Evaluation of two-dimensional dose distributions for pre-treatment patient-specific IMRT dosimetry
Article Category: Research Article
Published Online: Apr 30, 2018
Page range: 346 - 352
Received: Dec 05, 2017
Accepted: Feb 13, 2018
DOI: https://doi.org/10.2478/raon-2018-0019
© 2018 Đeni Smilovic Radojcic, David Rajlic, Bozidar Casar, Manda Svabic Kolacio, Nevena Obajdin, Dario Faj, Slaven Jurkovic, published by Sciendo
This work is licensed under the Creative Commons Attribution-NonCommercial-NoDerivatives 3.0 License.
Background
The accuracy of dose calculation is crucial for success of the radiotherapy treatment. One of the methods that represent the current standard for patient-specific dosimetry is the evaluation of dose distributions measured with an ionization chamber array inside a homogeneous phantom using gamma method. Nevertheless, this method does not replicate the realistic conditions present when a patient is undergoing therapy. Therefore, to more accurately evaluate the treatment planning system (TPS) capabilities, gamma passing rates were examined for beams of different complexity passing through inhomogeneous phantoms.
Materials and methods
The research was performed using Siemens Oncor Expression linear accelerator, Siemens Somatom Open CT simulator and Elekta Monaco TPS. A 2D detector array was used to evaluate dose distribution accuracy in homogeneous, semi-anthropomorphic and anthropomorphic phantoms. Validation was based on gamma analysis with 3%/3mm and 2%/2mm criteria, respectively.
Results
Passing rates of the complex dose distributions degrade depending on the thickness of non-water equivalent material. They also depend on dose reporting mode used. It is observed that the passing rate decreases with plan complexity.

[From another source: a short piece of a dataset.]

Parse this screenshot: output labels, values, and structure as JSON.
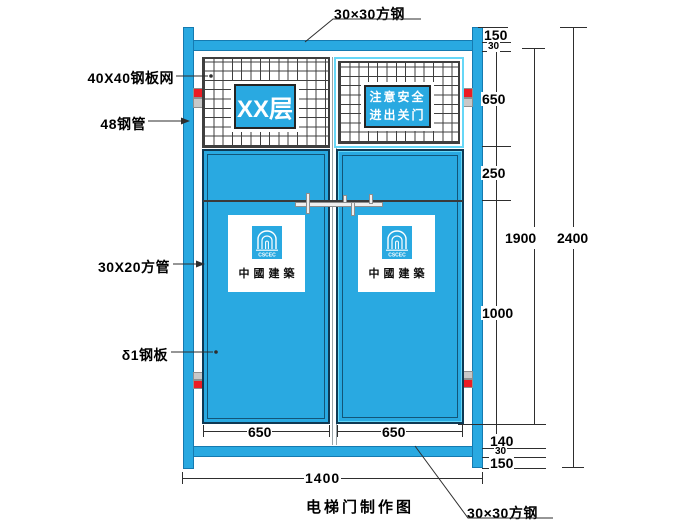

Comparison of the data for all set-ups of semi-anthropomorphic and anthropomorphic phantoms shows that passing rates are higher in the anthropomorphic phantom.
Conclusions
Presented results raise a question of possible limits of dose distribution verification in assessment of plan delivery quality. Consequently, good results obtained using standard patient specific dosimetry methodology do not guarantee the accuracy of delivered dose distribution in real clinical cases.